Quando você recebeu o resultado do seu perfil, deve ter ficado admirado com o que descobriu a seu respeito. Sua autoestima aumentou porque você sabe que tem aquelas características, mesmo que ninguém as tenha visto ainda ou valorizado. Ou ficou perplexo, pois gostaria de possuir outro tipo de característica. Vem tentando ser uma pessoa diferente, mas o resultado do gráfico demonstrou que, apesar das tentativas, você ainda não mudou os seus comportamentos básicos.

Isso ocorre devido às seguintes possibilidades:

PARECE, MAS NÃO É – essa pessoa apresenta no perfil todas as características, mas não faz uso na prática.

É, MAS NÃO PARECE – a pessoa não demonstra no perfil, mas aprendeu ao longo dos anos a ter algumas atitudes diferentes do seu perfil.

PARECE E É – essa pessoa está em perfeita sintonia com o seu perfil pessoal.

Por mais fiel que sejamos aos nossos perfis, sempre há o que melhorar. Enxugando os excessos (redimensionando) e desenvolvendo o que falta, estamos permanentemente realinhando nossos comportamentos com o nosso perfil. A pessoa amadurecida está, permanentemente, avaliando-se e identificando onde precisa fazer os consertos. O nosso eixo não é rígido. Ele é flexível, mas não móvel. Por isso, sofre influências do meio a cada instante e altera-se a partir delas. Quanto mais depressa reconhecemos o afastamento do nosso centro e tomamos a iniciativa para retornar a ele, mais rápido levantamos das quedas. A pessoa amadurecida sabe disso. Isto é o que a diferencia dos inconscientes, inconsequentes e acomodados.

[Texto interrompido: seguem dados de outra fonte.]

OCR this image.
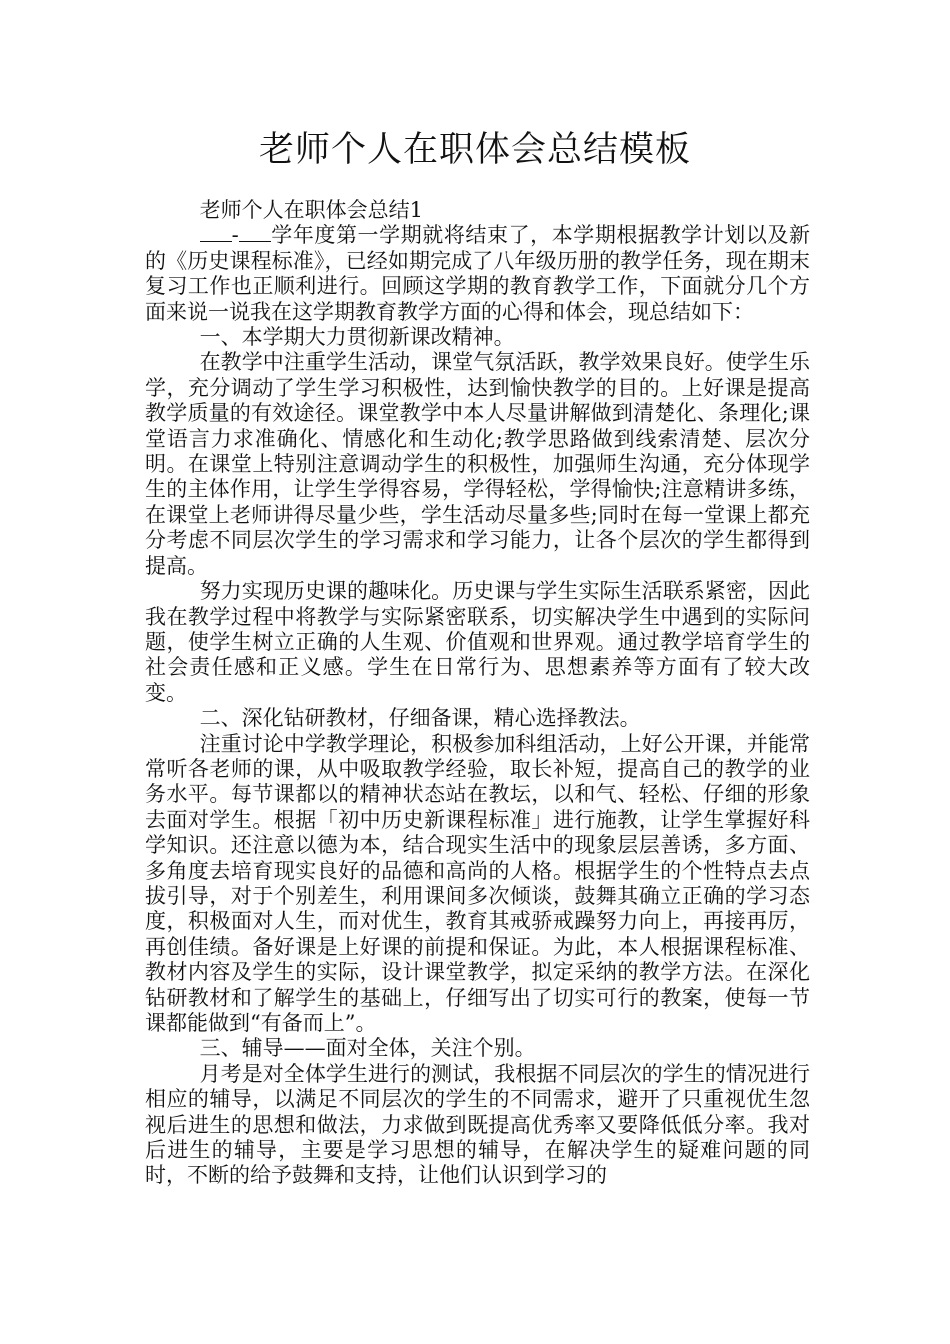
老师个人在职体会总结模板

老师个人在职体会总结1

- 学年度第一学期就将结束了，本学期根据教学计划以及新的《历史课程标准》，已经如期完成了八年级历册的教学任务，现在期末复习工作也正顺利进行。回顾这学期的教育教学工作，下面就分几个方面来说一说我在这学期教育教学方面的心得和体会，现总结如下：

一、本学期大力贯彻新课改精神。

在教学中注重学生活动，课堂气氛活跃，教学效果良好。使学生乐学，充分调动了学生学习积极性，达到愉快教学的目的。上好课是提高教学质量的有效途径。课堂教学中本人尽量讲解做到清楚化、条理化;课堂语言力求准确化、情感化和生动化;教学思路做到线索清楚、层次分明。在课堂上特别注意调动学生的积极性，加强师生沟通，充分体现学生的主体作用，让学生学得容易，学得轻松，学得愉快;注意精讲多练，在课堂上老师讲得尽量少些，学生活动尽量多些;同时在每一堂课上都充分考虑不同层次学生的学习需求和学习能力，让各个层次的学生都得到提高。

努力实现历史课的趣味化。历史课与学生实际生活联系紧密，因此我在教学过程中将教学与实际紧密联系，切实解决学生中遇到的实际问题，使学生树立正确的人生观、价值观和世界观。通过教学培育学生的社会责任感和正义感。学生在日常行为、思想素养等方面有了较大改变。

二、深化钻研教材，仔细备课，精心选择教法。

注重讨论中学教学理论，积极参加科组活动，上好公开课，并能常常听各老师的课，从中吸取教学经验，取长补短，提高自己的教学的业务水平。每节课都以的精神状态站在教坛，以和气、轻松、仔细的形象去面对学生。根据「初中历史新课程标准」进行施教，让学生掌握好科学知识。还注意以德为本，结合现实生活中的现象层层善诱，多方面、多角度去培育现实良好的品德和高尚的人格。根据学生的个性特点去点拔引导，对于个别差生，利用课间多次倾谈，鼓舞其确立正确的学习态度，积极面对人生，而对优生，教育其戒骄戒躁努力向上，再接再厉，再创佳绩。备好课是上好课的前提和保证。为此，本人根据课程标准、教材内容及学生的实际，设计课堂教学，拟定采纳的教学方法。在深化钻研教材和了解学生的基础上，仔细写出了切实可行的教案，使每一节课都能做到“有备而上”。

三、辅导——面对全体，关注个别。

月考是对全体学生进行的测试，我根据不同层次的学生的情况进行相应的辅导，以满足不同层次的学生的不同需求，避开了只重视优生忽视后进生的思想和做法，力求做到既提高优秀率又要降低低分率。我对后进生的辅导，主要是学习思想的辅导，在解决学生的疑难问题的同时，不断的给予鼓舞和支持，让他们认识到学习的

Como visto, não basta imprimir o seu perfil, ler e guardar. É preciso entendê-lo e melhorá-lo.

Se você está fazendo psicoterapia, leve-o ao seu terapeuta e use-o como referência de trabalho.

Procure um aconselhamento individual e identifique como está usando suas características individuais. A partir daí, trace um planejamento para o seu futuro.